1. Heat oil in big pot. Fry onions till golden then take them out leaving the oil in the pot. Blend onions with yogurt in blender.
2. Add ginger garlic paste, dhaniya/coriander powder, red chilli powder & salt. Saute for 2-3 minutes. Add the blended onion & yoghurt mixture. Start the bhunna/saute process (detailed explanation provided in note below), by stirring the masala constantly with a wooden process while adding a little water as needed. The 'Bhunna' process is complete when you can see the oil on top of the masala. The masala should be dryish, with the water being added in small increments to prevent it from sticking to the bottom of the pan.
3. Add 3-4 cups of water to the masala & let it come to a boil.
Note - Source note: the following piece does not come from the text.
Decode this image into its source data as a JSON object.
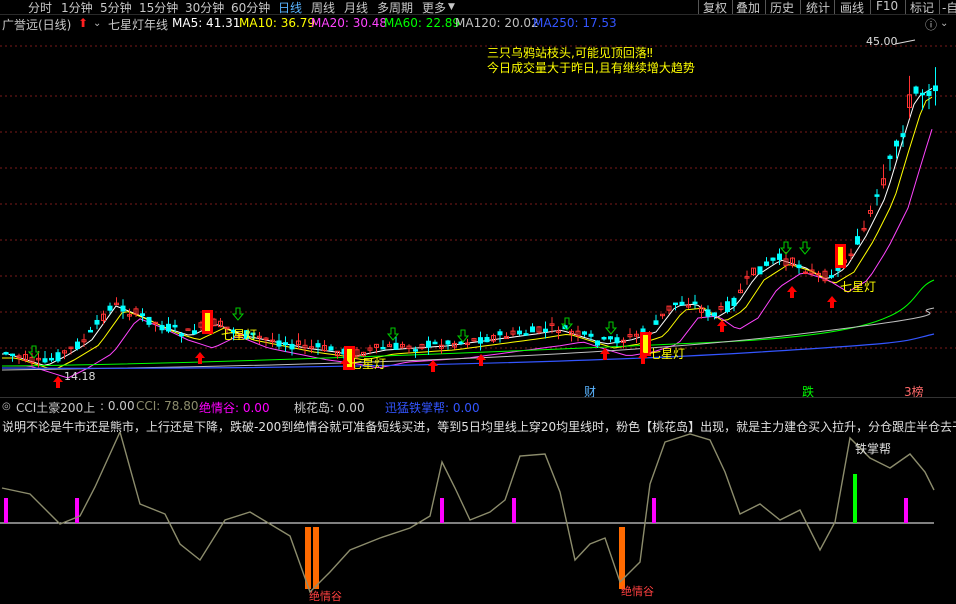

4. Once the salan/curry is at a boil, add the kofta/meatballs and cook for 5 minutes. Be careful while adding the kofta's so that they don't break, and instead of using a spoon move the pot around using kitchen napkins/gloves to incorporate the kofta's in the salan/curry. The reason being that since the kofta's are made from chicken, they are quite soft and prone to breaking, hence the best method is to swirl the pot around with a spoon only being used if required.
5. Cook on high flame for 10-12 minutes, then let it simmer for 30-40 minutes till cooked.
6. Garnish with green corriander/dhaniya right before serving.
7. Serve with a simple salad of sliced onions, salt, vinegar and fresh dhaniya/corriander along with fresh roti and/or steamed process.

Pakistani style of Bhunna:
'Bhunna' is a term that we use for almost every gravy that is cooked in Pakistan. It is a style of sauteing, however, the technique differs from the western style. It is the process of cooking the selected ingredients over medium to high heat, stirring constantly & adding small quantities of liquid as required to prevent sticking. Generally 'Bhunna' is required at only one stage in the dish, for ingredients like onions, ginger, garlic, tomatoes and spices to remove the raw flavor. Once the oil comes to the top of the masala the process is completed with the protein added after the 'Bhunna'.
In some cases like with 'Bhuna Goosht' or with 'Mincemeat', the 'bhunna' process is repeated a second time after adding the meat.